Il collegio, presieduto da Bruno Scicchitano, ha mantenuto invariate le accuse di violenza privata e lesioni personali aggravate dal metodo mafioso.

Roberto Spada era stato condannato il 18 giugno 2018 dai giudici della IX sezione penale ed era stata anche riconosciuta l’aggravante mafiosa.

In quell’occasione,  il pm Giovanni Musarò aveva chiesto 8 anni e 9 mesi  per l’aggressione al giornalista della trasmissione “Nemo – Nessuno escluso” Daniele Piervincenzi e all’operatore Edoardo Anselmi, avvenuta a Ostia lo scorso 7 novembre.

La vicenda – Il giornalista Daniele Piervincenzi era stato aggredito dopo essersi recato a Ostia per un servizio sull’endorsement che la famiglia Spada aveva dato al candidato di CasaPound, Luca Marsella, alle elezioni nel X municipio di Roma. Con Piervincenzi c’era anche il filmmaker Edoardo Anselmi, anch’esso aggredito.

Il giornalista Piervincenzi aveva riportato una frattura al setto nasale.

Nel pomeriggio del 9 novembre Roberto Spada, fratello di Carmine, boss di Ostia, era stato fermato dai carabinieri con le accuse di lesioni aggravate e violenza privata con l’aggravante del metodo mafioso dopo l’aggressione ai danni di un giornalista del programma televisivo “Nemo, nessuno escluso”.

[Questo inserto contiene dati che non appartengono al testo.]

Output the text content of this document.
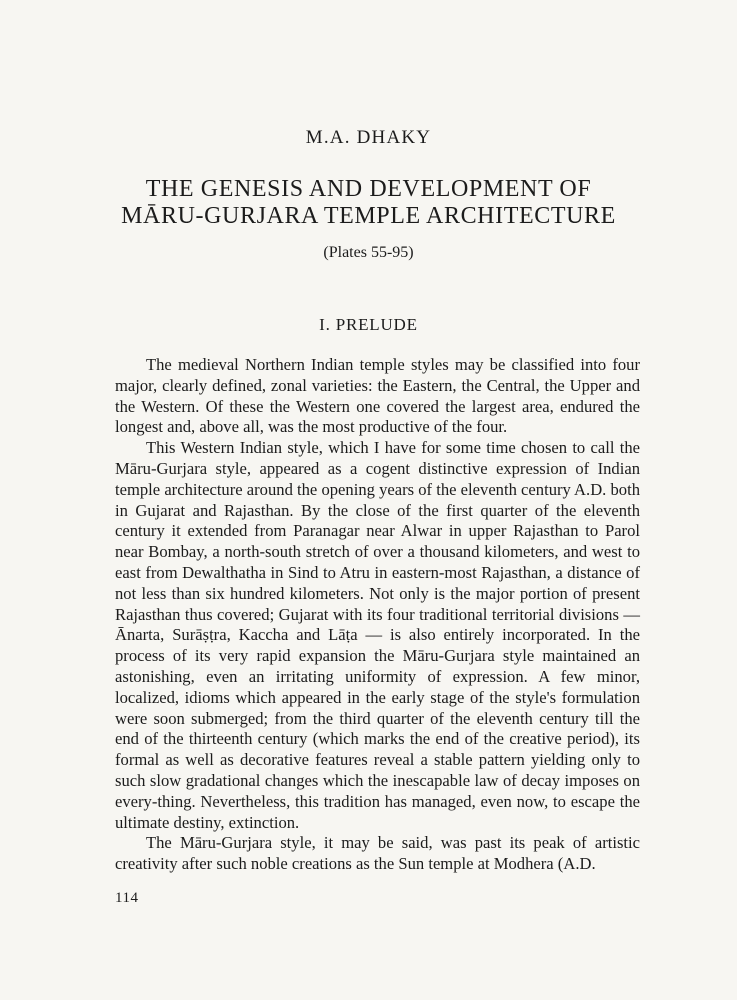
M.A. DHAKY
THE GENESIS AND DEVELOPMENT OF
MĀRU-GURJARA TEMPLE ARCHITECTURE
(Plates 55-95)
I. PRELUDE

The medieval Northern Indian temple styles may be classified into four major, clearly defined, zonal varieties: the Eastern, the Central, the Upper and the Western. Of these the Western one covered the largest area, endured the longest and, above all, was the most productive of the four.

This Western Indian style, which I have for some time chosen to call the Māru-Gurjara style, appeared as a cogent distinctive expression of Indian temple architecture around the opening years of the eleventh century A.D. both in Gujarat and Rajasthan. By the close of the first quarter of the eleventh century it extended from Paranagar near Alwar in upper Rajasthan to Parol near Bombay, a north-south stretch of over a thousand kilometers, and west to east from Dewalthatha in Sind to Atru in eastern-most Rajasthan, a distance of not less than six hundred kilometers. Not only is the major portion of present Rajasthan thus covered; Gujarat with its four traditional territorial divisions — Ānarta, Surāṣṭra, Kaccha and Lāṭa — is also entirely incorporated. In the process of its very rapid expansion the Māru-Gurjara style maintained an astonishing, even an irritating uniformity of expression. A few minor, localized, idioms which appeared in the early stage of the style's formulation were soon submerged; from the third quarter of the eleventh century till the end of the thirteenth century (which marks the end of the creative period), its formal as well as decorative features reveal a stable pattern yielding only to such slow gradational changes which the inescapable law of decay imposes on every-thing. Nevertheless, this tradition has managed, even now, to escape the ultimate destiny, extinction.

The Māru-Gurjara style, it may be said, was past its peak of artistic creativity after such noble creations as the Sun temple at Modhera (A.D.

114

Il partito di estrema destra aveva subito preso le distanze e negato legami con Spada a seguito del violento pestaggio ai danni del giornalista Rai.

Come spiegato dal vicepresidente Simone Di Stefano: “Chiediamo alla magistratura di aprire un fascicolo su CasaPound per appurare se esistono rapporti criminosi tra noi e gli Spada; chiediamo anche un’inchiesta parlamentare per tirare fuori la verità su questa vicenda. Chiediamo inchieste rapide e pubbliche e che i risultati siano diffusi all’opinione pubblica”.

Lo scorso 5 novembre si sono tenute a Ostia le elezioni che hanno portato all’affermazione di CasaPound, che ha ottenuto il 9,08 per cento dei voti.